General Electric Co. announced yesterday that it will stop producing its own microwave ovens, forcing it to lay off half its 1,800 employes at its Columbia, Md., plant.

GE said that although it will continue to sell microwave ovens under its own name, they will be made by other manufacturers -- presumably foreign suppliers.

As a result, GE will lay off 545 employes this September when the Columbia plant -- the only one making GE ovens in the United States -- stops producing over-the-range microwave ovens. Another 355 employes will be laid off in mid-1986 when the company stops producing countertop ovens.

The plant will continue to make electric ranges and ovens and will serve as the major Northeast distribution center for all GE major appliances.

"We're very sad about what's going to happen," said Harvey Caras, manager of employe and community relations at the Columbia plant.

He noted, however, that the decision to stop production was in keeping with GE's new corporate policy to stop manufacturing products where the company does not have a major share of the market.

"There are at least 50 different suppliers of microwave ovens in the U.S.," Caras said. "It is a highly competitive market where we don't have a major share, as we do in the sale of refrigerators or electric ranges. . . . We made a tough business decision and decided that instead of putting our money into researching, developing and manufacturing microwave ovens, we should invest our resources where we feel we have a better shot of winning."

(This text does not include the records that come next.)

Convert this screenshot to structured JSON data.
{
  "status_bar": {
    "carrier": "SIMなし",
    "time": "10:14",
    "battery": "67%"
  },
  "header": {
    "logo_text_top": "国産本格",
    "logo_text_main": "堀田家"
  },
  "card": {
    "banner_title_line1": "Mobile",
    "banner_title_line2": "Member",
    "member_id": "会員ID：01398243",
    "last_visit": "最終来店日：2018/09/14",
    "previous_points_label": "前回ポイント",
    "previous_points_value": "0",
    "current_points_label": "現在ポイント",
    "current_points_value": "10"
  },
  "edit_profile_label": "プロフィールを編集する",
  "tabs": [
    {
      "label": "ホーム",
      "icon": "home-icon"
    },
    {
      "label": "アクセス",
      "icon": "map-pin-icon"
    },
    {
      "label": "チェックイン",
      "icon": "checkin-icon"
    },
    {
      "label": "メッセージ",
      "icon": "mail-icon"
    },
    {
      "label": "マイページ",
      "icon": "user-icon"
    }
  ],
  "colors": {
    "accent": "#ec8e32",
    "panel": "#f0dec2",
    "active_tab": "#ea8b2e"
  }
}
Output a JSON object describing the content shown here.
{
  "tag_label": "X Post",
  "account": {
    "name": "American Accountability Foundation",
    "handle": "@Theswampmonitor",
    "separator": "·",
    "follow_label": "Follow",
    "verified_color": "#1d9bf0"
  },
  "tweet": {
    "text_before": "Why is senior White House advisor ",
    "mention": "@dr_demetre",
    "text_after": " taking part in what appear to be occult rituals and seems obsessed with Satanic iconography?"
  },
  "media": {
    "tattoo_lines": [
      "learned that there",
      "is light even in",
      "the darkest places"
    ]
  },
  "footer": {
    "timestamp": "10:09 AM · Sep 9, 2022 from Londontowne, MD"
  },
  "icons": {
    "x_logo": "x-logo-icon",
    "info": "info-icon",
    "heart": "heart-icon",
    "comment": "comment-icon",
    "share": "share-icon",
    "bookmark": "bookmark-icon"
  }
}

Caras said the company will continue to sell microwave ovens under the GE and Hotpoint brand names. But the ovens will be made by manufacturers under contract to GE. Caras said this will enable GE to keep up with technological advances without having to bear the costs of research and development.

"It certainly is a strong possibility" that most of these models will be produced by foreign manufacturers, Caras added.

GE will continue selling microwave ovens, Caras said, because it wants to continue providing a full line of major kitchen appliances. "We have to have the microwave in that line," he said.

GE is one of the largest employers in Howard County, said Manus O'Donnell, director of the county's department of citizen services. The layoffs will reduce the number of jobs there by about 2 percent. " O'Donnell said he is hopeful that many workers will be retrained by GE for new jobs before the layoffs begin.